Researchers discovered that snow piling up over a band of frozen tundra from Siberia to far-northern Europe may have as much effect on the climate of the U.S. as the much-better-known weather makers El Niño and La Niña.
To understand how cold (or warm) the winter season will be in the United States, researchers and weather forecasters should also take a closer look at the snow pack in northern Eurasia laid down the previous fall, said the researchers.
The findings have new significance for seasonal climate forecasts, which predict whether upcoming seasons will be colder or warmer, wetter or drier than normal. Years with extensive autumn snow in northwest Eurasia were associated with subsequent winter temperatures diving as much as 7 degrees Fahrenheit (3.8 Celsius) lower than normal near the center of North America.
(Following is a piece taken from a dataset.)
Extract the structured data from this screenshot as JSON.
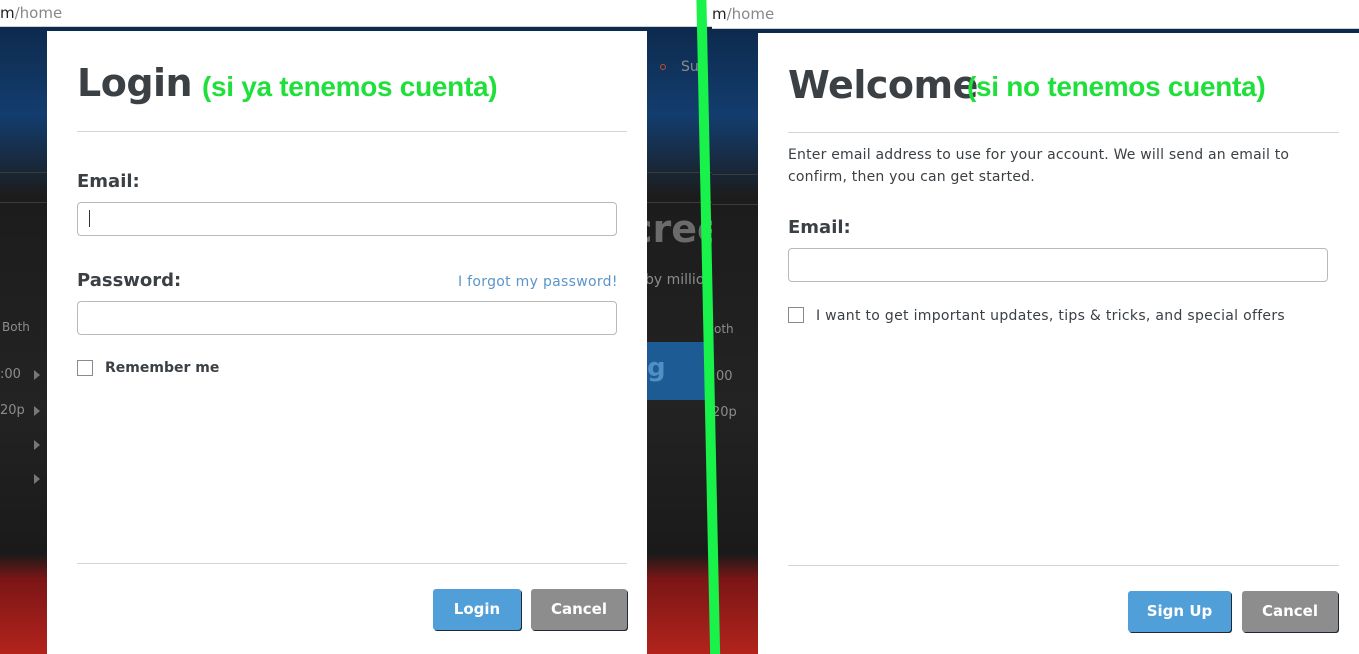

While other scientists have postulated that snow cover on the Eurasian landmass has a strong effect on winters in North America, the new study is the first to narrow down the location of the area that causes the most direct effect on U.S. winters — an area in northwest Eurasia that includes part of Siberia — though the entire effective area extends as far west as northern Scandinavia.
"One difficulty in comparing previous studies is that they have used multiple definitions of Eurasian snow cover," said study author and climatologist Thomas Mote of the University of Georgia in Athens. "Our work looked at the role of various key areas of Eurasian snow cover on atmospheric circulation," including different climate patterns that are known to affect U.S. winters.
Such information can be crucial for everything from agriculture to daily life in areas that normally have brutal winters. The crucial time to look at the snow cover in Eurasia is during October and November in order to understand the upcoming winters in North America, Mote said.
Even more complexity enters the system of interrelated climate phenomena when looking at the possibility that sea ice in the Atlantic and Arctic Oceans might affect Eurasian snow cover and thus winters in North America.
"It's interesting, because it implies to us that the potential impact of this new idea could be as large or larger than El Niño and La Niña events," Mote said. A strong La Niña was blamed for much of the snows that blanketed large parts of the United States this year.
The study was published in the May 17 edition of theInternational Journal of Climatology.